E a medida adotada por Johnson pode ganhar força nos próximos tempos. Os mandatários da NFL incluíram o canabidiol (CBD) em pesquisas. A substância, assim como outros canabinoides, segue proibida, mas indica uma abertura da liga em meio à crescente legalização da planta nos EUA – 33 estados já permitem o uso medicinal.

“Todos sabem que o jogo é brutal.

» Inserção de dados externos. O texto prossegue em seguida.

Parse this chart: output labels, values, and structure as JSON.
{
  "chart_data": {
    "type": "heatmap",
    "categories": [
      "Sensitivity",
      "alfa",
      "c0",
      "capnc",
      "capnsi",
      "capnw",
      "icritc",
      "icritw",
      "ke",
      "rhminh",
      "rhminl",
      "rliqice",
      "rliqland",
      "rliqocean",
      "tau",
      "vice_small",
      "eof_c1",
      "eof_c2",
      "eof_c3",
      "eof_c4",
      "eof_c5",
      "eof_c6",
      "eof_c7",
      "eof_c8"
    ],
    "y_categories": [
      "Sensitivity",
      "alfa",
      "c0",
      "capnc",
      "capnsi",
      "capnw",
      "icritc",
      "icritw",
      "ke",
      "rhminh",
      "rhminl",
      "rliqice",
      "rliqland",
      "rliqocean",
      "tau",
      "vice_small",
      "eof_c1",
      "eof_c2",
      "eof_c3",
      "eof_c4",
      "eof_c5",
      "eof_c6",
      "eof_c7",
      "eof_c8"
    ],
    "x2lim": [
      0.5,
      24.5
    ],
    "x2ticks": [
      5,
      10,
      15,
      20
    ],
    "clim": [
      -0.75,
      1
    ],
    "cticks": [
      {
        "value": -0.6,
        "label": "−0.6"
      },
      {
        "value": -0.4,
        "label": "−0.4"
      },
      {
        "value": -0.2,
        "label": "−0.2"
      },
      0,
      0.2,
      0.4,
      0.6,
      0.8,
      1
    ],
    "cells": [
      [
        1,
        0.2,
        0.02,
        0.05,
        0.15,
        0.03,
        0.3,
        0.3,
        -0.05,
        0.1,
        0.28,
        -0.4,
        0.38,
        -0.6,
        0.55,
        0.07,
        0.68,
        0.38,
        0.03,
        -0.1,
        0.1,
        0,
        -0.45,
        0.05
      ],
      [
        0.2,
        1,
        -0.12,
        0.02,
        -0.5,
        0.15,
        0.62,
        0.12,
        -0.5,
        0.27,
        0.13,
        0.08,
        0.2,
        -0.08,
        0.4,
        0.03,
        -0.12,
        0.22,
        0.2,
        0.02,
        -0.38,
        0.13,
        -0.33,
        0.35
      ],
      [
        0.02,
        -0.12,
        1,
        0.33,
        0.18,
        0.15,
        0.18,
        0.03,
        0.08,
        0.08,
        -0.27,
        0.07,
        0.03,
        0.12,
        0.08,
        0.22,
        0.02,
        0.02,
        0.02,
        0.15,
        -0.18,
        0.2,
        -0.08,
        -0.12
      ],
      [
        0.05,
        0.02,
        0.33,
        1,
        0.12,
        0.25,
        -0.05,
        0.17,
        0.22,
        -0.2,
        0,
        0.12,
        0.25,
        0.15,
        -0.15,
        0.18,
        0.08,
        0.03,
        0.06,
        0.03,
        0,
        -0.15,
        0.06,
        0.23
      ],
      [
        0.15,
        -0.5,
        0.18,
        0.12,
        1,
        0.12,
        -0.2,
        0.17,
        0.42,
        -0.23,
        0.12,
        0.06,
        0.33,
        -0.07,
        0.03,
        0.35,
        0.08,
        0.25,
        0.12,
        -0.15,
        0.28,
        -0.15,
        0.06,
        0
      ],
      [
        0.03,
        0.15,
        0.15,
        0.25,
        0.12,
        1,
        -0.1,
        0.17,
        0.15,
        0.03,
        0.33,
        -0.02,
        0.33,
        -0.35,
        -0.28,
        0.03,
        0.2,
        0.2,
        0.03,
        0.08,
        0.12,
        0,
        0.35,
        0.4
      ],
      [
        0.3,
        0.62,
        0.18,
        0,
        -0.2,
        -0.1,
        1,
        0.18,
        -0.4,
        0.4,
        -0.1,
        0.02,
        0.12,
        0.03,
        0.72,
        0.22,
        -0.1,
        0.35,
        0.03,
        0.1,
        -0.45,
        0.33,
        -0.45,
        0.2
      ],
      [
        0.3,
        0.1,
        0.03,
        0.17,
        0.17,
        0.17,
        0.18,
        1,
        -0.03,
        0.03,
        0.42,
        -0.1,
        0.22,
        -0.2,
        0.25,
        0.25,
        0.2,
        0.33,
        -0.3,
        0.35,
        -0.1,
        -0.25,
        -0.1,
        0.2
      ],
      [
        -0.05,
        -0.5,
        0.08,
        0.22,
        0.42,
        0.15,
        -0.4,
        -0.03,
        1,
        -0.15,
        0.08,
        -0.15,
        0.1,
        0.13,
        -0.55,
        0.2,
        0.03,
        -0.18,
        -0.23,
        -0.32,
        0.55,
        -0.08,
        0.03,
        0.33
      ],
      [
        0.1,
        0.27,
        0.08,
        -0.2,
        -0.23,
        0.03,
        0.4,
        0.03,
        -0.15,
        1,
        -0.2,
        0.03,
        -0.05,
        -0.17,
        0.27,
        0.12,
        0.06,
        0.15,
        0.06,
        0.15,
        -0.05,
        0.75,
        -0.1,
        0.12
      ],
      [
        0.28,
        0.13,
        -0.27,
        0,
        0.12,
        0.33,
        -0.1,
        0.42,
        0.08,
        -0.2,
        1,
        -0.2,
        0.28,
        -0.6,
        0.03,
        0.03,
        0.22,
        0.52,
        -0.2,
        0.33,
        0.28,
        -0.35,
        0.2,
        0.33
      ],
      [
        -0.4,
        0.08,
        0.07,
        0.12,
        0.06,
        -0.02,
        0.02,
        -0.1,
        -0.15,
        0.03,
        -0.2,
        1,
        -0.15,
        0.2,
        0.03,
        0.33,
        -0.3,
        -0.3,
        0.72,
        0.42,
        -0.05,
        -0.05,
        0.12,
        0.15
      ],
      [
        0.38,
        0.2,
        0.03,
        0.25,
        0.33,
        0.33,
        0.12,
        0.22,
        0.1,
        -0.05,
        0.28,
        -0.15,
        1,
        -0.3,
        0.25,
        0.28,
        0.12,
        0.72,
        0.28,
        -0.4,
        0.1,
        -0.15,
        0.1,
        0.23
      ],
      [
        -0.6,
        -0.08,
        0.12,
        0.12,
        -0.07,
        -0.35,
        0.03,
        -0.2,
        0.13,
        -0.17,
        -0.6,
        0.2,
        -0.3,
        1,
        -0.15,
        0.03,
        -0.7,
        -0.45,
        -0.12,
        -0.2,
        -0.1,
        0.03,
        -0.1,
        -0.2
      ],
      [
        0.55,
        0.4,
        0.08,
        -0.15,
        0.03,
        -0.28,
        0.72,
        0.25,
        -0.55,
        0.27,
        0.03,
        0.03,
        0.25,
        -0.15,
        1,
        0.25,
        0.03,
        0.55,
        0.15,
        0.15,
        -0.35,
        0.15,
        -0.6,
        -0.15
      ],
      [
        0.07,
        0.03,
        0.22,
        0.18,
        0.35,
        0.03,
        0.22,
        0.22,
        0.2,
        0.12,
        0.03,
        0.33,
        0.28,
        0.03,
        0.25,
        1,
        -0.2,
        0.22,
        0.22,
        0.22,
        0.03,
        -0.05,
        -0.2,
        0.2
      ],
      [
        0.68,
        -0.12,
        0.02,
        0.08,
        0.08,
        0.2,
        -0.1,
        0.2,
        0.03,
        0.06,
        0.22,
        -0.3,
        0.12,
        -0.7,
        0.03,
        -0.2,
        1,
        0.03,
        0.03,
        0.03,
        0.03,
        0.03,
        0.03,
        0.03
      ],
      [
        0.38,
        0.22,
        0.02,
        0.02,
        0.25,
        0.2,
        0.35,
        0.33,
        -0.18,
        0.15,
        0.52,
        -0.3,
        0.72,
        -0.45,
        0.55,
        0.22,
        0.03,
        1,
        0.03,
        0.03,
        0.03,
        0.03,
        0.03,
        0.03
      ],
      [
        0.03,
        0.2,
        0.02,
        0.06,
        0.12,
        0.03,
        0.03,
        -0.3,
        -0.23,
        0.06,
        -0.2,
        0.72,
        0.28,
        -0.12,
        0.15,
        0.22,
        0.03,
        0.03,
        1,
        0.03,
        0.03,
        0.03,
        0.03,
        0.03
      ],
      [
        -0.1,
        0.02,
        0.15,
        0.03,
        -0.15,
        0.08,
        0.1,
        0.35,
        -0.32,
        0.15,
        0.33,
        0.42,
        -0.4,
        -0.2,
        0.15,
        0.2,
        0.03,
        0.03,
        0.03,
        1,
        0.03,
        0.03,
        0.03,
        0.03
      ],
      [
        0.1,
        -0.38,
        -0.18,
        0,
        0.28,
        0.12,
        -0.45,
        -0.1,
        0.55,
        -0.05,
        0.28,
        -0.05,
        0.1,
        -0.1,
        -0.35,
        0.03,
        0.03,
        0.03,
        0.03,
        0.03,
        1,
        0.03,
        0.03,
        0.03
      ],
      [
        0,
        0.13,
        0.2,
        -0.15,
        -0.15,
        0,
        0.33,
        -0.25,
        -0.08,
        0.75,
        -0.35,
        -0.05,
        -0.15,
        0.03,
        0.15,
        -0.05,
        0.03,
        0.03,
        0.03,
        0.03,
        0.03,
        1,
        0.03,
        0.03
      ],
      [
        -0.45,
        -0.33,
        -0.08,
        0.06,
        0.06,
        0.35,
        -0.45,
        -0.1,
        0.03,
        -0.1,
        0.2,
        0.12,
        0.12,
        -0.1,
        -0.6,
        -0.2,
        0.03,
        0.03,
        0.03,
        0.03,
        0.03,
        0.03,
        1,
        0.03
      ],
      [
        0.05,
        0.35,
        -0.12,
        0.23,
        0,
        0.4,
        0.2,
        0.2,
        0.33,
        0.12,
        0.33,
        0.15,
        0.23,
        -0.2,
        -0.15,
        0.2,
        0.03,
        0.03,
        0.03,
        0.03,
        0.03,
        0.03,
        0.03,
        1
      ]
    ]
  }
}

A Cannabis salvou minha vida e poderia ajudar muitos outros”, afirmou Kyle Turley, 44. Ele se aposentou em 2007 e passou a conviver com surtos de depressão e ira, além de necessitar de uma bengala para se locomover. Com o uso da planta, passou a ter melhor qualidade de vida.

“Não é uma poção mágica fabricada por hippies no norte da Califórnia. A NFL poderia fazer um estudo e mudar tudo”, defende Kyle.

Rob Gronkowski se aposentou em março, aos 29 anos de idade. Ele é a favor da liberação da planta e se arrepende de não ter optado por ela nos tempos em que jogou.

“Teria feito uma enorme diferença no controle da dor durante minha carreira”, declarou.

Mas o comando da NFL, apesar de iniciar pesquisas com Cannabis, ainda é cético quanto à sua eficácia.

“A ciência, infelizmente, está atrás da opinião popular e da imprensa. Temos muito mais opinião do que ciência no uso da maconha para a dor”, disse Allen Sills, chefe médico da NFL. Sua posição segue a do comissário Roger Goodell, que defende cautela no assunto.